Essere servo, essere schiavo così come ce lo chiede Gesù, è impossibile per noi. Rimane fuori dalla capacità della nostra povera volontà: dobbiamo implorare, attendere e desiderare intensamente che ci siano concessi questi doni. La Quaresima e le sue pratiche quaresimali -digiuno, elemosina e preghiera– ci ricordano che per ricevere questi doni dobbiamo prepararci adeguatamente.
Il Concilio Vaticano II ha affermato che «L’uomo acquisisce la sua pienezza attraverso il servizio di donarsi agli altri». In questo caso, ci sembra che diamo la vita, quando in realtà la stiamo incontrando. L’uomo che non vive per servire non serve per vivere. E con questa attitudine il nostro modello è lo stesso Cristo, -l’uomo pienamente uomo- giacché «il Figlio dell’uomo, non è venuto per farsi servire ma a servire e a dare la sua vita come riscatto per molti».

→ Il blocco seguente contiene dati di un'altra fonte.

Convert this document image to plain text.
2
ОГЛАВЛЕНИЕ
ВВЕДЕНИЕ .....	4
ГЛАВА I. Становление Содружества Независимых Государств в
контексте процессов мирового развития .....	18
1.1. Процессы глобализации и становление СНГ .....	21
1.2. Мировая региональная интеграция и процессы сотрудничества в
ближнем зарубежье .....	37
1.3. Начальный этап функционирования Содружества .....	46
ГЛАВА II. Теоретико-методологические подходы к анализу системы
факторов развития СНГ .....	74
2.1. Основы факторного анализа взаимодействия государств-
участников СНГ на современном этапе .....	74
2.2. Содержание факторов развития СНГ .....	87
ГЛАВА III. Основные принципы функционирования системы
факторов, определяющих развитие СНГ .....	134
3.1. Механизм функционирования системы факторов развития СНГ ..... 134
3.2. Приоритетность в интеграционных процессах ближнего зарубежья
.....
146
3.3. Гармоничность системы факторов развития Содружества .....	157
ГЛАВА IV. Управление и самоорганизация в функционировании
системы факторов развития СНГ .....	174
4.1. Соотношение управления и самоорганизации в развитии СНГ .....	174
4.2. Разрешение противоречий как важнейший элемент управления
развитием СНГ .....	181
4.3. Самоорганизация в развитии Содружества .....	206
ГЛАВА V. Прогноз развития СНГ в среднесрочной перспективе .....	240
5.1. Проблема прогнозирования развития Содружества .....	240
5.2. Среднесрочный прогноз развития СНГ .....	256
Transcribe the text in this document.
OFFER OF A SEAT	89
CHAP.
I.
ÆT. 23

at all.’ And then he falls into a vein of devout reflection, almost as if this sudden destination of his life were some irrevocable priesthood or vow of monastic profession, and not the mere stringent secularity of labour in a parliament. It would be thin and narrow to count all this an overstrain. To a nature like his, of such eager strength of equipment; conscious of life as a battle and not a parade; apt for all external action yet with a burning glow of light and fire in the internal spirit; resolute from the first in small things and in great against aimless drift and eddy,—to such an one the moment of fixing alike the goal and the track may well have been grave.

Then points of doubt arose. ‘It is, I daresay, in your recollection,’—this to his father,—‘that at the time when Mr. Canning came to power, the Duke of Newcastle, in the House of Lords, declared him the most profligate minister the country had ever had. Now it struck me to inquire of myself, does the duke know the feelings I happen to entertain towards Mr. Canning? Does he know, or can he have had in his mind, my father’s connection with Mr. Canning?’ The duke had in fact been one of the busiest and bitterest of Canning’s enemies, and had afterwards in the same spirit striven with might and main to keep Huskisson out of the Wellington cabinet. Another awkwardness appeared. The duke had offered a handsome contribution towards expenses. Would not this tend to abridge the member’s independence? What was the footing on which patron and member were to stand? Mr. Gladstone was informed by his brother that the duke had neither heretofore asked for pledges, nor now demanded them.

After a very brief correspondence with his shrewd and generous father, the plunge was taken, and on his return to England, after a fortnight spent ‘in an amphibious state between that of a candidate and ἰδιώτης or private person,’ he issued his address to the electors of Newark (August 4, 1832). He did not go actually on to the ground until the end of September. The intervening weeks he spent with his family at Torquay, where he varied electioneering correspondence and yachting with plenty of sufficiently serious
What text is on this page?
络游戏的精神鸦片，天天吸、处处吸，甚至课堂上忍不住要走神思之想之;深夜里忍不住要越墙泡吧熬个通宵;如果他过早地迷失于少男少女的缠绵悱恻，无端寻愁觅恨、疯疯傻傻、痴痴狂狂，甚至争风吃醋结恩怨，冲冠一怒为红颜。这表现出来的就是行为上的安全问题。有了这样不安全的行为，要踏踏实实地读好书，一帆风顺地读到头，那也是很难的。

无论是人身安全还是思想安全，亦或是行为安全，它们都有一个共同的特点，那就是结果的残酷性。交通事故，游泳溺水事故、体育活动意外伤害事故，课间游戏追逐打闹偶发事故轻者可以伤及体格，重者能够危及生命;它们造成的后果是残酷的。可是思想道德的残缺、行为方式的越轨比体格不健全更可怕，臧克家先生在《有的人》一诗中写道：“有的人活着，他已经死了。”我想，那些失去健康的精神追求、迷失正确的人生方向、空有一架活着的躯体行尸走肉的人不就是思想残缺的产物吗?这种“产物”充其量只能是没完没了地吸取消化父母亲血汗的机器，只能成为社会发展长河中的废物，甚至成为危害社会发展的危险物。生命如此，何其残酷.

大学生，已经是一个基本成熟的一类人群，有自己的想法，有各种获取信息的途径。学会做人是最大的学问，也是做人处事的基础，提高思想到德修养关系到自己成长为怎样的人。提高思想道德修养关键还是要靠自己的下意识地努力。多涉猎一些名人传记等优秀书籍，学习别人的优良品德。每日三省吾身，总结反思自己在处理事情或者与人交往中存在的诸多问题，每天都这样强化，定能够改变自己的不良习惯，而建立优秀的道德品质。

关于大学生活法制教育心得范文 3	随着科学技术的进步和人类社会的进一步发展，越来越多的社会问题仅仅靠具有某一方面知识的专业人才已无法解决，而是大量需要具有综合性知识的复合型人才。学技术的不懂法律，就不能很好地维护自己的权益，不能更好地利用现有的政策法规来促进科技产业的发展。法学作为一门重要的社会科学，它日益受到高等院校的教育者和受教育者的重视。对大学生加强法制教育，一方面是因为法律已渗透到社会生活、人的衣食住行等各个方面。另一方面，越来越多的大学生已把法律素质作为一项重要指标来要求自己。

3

Come Giacomo e Giovanni anche noi possiamo affrontare le sfide della vita con coraggio e determinazione ma, come loro, anche noi abbiamo bisogno di essere aiutati a finalizzare i nostri sforzi perché si compia la volontà di Dio. Solo così potremo imitare Gesù e raggiungere con lui la vetta della gloria. Alla scuola del Crocifisso risorto impariamo il lessico dell’amore grazie al quale diamo una direzione chiara ai nostri desideri che puntano alla santità percorrendo la faticosa ma educante via del servizio fraterno.